The beatings and killings, where the victims are most often African American, according to the Sun, “poison relationships between police and community,” and also tax city coffers. From 2011 to 2014, Baltimore paid out $5.7 million to settle some 102 civil suits over police brutality — and that number does not include the $5.8 million in legal fees spent by the city in defense of the police.
And those are just the cases that were settled. The Sun said that during that same period, Baltimore faced a total of 317 lawsuits over police conduct.
The victims, many detailed in the Sun story, include “a 15-year-old boy riding a dirt bike, a 26-year-old pregnant accountant who had witnessed a beating, a 50-year-old woman selling church raffle tickets, a 65-year-old church deacon rolling a cigarette and an 87-year-old grandmother aiding her wounded grandson.” Beatings, which resulted in broken jaws, noses, arms and legs, and “head trauma, organ failure and even death,” often came “during questionable arrests,” according to the Sun.
And, again, this was after the city settled a lawsuit over zero tolerance and said it had abandoned its aggressive tactics.
These stories do not include the “rough ride” that is indicated in the severe spinal injury that cost Freddie Gray his life. Rough rides, where a suspect in custody is handcuffed and sometimes shackled, but not buckled in when they are placed in the back of a police van, are apparently a time-honored tradition in Baltimore. Police then bring the vehicle to an abrupt stop, throwing the bound prisoner across the holding pen with extreme force.
The Times cites the cases of Jeffrey Alston and Dondi Johnson, both African American, both paralyzed from the neck down after being injured during rough rides in Baltimore police vans.
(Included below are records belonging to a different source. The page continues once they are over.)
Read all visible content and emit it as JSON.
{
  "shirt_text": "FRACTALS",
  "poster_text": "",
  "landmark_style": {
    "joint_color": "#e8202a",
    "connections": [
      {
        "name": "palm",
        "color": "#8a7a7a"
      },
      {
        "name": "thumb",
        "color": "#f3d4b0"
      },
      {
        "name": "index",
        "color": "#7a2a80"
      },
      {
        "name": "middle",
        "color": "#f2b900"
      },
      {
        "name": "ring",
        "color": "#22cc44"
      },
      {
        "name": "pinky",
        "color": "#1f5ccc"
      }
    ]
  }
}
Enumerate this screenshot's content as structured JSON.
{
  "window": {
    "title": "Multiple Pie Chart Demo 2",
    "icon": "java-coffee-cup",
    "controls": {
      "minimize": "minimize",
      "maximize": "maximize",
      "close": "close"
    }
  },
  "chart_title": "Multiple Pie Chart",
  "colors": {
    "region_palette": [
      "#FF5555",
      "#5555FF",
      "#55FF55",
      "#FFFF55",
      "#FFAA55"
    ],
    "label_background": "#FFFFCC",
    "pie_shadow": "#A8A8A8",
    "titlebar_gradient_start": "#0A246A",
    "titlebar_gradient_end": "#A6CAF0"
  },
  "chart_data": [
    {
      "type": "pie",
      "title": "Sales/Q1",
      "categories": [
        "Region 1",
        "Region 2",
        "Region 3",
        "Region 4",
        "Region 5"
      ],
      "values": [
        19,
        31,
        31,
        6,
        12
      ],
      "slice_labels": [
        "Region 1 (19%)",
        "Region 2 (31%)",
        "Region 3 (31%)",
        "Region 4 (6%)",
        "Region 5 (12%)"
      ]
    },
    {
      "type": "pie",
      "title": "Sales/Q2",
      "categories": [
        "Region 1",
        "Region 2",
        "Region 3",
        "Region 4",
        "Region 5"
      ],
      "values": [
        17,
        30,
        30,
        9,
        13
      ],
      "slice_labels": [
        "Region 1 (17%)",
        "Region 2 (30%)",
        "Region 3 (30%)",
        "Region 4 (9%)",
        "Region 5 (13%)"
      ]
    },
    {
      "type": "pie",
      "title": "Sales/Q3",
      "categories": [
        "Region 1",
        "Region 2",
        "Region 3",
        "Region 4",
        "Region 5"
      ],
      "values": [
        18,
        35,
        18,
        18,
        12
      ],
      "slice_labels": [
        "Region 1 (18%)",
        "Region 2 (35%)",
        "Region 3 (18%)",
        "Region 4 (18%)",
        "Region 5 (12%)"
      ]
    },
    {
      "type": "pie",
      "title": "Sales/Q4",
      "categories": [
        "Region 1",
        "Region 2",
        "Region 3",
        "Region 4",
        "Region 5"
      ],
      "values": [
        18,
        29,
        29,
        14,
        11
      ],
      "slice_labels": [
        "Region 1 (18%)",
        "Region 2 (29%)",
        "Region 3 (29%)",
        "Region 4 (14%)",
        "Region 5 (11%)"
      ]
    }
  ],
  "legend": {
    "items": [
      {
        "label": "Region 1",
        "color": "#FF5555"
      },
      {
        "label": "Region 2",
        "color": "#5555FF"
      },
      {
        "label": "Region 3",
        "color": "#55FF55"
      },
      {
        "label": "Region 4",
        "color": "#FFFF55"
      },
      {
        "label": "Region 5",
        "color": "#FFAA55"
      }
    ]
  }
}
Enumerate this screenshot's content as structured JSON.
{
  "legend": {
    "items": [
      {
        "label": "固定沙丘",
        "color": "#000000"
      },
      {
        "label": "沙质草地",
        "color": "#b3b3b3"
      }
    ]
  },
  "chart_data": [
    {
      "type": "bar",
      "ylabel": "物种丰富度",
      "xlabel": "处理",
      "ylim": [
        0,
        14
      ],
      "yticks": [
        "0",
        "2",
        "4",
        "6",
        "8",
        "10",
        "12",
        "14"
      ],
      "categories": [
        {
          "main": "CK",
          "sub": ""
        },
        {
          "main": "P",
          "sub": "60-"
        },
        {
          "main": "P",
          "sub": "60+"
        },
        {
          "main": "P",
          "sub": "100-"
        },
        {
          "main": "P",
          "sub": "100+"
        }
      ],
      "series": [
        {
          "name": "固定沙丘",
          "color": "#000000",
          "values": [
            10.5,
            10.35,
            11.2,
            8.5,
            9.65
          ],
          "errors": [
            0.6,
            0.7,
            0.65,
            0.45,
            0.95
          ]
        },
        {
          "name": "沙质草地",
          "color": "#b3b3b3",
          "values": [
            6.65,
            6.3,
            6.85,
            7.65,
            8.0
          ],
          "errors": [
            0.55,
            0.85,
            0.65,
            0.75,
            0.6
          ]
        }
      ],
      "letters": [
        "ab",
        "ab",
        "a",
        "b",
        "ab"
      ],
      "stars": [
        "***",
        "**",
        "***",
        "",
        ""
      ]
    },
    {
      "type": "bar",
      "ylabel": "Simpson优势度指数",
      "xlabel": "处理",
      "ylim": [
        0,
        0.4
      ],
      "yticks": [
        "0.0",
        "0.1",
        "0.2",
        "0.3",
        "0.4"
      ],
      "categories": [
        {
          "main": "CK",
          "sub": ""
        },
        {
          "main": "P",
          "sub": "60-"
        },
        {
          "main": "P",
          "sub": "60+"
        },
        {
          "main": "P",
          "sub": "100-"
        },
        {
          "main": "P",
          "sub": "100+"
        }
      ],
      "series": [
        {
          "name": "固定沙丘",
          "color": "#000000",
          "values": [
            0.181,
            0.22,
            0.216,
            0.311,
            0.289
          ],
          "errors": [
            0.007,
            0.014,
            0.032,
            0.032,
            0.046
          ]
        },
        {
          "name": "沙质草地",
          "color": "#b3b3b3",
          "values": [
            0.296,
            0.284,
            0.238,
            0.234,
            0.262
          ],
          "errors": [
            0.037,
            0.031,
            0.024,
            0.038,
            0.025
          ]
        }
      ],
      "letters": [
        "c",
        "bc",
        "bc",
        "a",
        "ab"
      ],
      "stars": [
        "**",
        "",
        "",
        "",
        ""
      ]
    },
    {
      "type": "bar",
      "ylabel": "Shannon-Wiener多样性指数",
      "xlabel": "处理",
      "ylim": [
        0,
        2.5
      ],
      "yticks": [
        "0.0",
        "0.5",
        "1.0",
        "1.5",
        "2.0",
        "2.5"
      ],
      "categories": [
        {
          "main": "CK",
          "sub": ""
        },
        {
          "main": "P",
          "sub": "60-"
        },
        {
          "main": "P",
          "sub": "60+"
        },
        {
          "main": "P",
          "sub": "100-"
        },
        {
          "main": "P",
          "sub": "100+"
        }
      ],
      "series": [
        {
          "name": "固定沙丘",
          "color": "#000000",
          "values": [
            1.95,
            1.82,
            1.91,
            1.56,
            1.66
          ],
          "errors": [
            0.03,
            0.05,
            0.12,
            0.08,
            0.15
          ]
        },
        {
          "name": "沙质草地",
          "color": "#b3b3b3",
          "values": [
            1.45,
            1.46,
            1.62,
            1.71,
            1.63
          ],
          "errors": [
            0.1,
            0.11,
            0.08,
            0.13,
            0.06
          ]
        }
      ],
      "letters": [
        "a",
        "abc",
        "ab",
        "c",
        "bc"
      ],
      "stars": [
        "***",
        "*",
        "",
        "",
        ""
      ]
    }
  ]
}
Both cases resulted in multi-million-dollar settlements for the victims, paid out of the Baltimore budget.
In recent years, a new mayor, police chief, and a state’s attorney visibly prosecuting police misconduct have attempted to change the perception, and, according to the city, the practices of the Baltimore Police. There is a new accountability body trying to push through a backlog of disciplinary cases; there are tougher command structures that have resulted in more cases where officers are held to account; and the city has a new computer system to track legal actions against law enforcement.
The federal Department of Justice, too, has gotten involved. In January, the DOJ’s Office of Community Oriented Policing began an 18-month review of Baltimore’s police brutality cases.
But community leaders say the time for reviews is over. At a town hall meeting earlier this month held by the Justice Department at Baltimore’s Coppin State University, more than 300 area residents gathered to tell their stories of police corruption, misconduct and excessive force. Among them was Tawanda Jones, Tyrone West’s sister. Jones says she has repeatedly called the DOJ asking for intervention in her bother’s case, but says they were not responsive.
Jones labeled the current review “phony,” according a Baltimore Sun reporter present at the meeting. “We are in a state of emergency here and you all are here with Band-Aids," Jones said.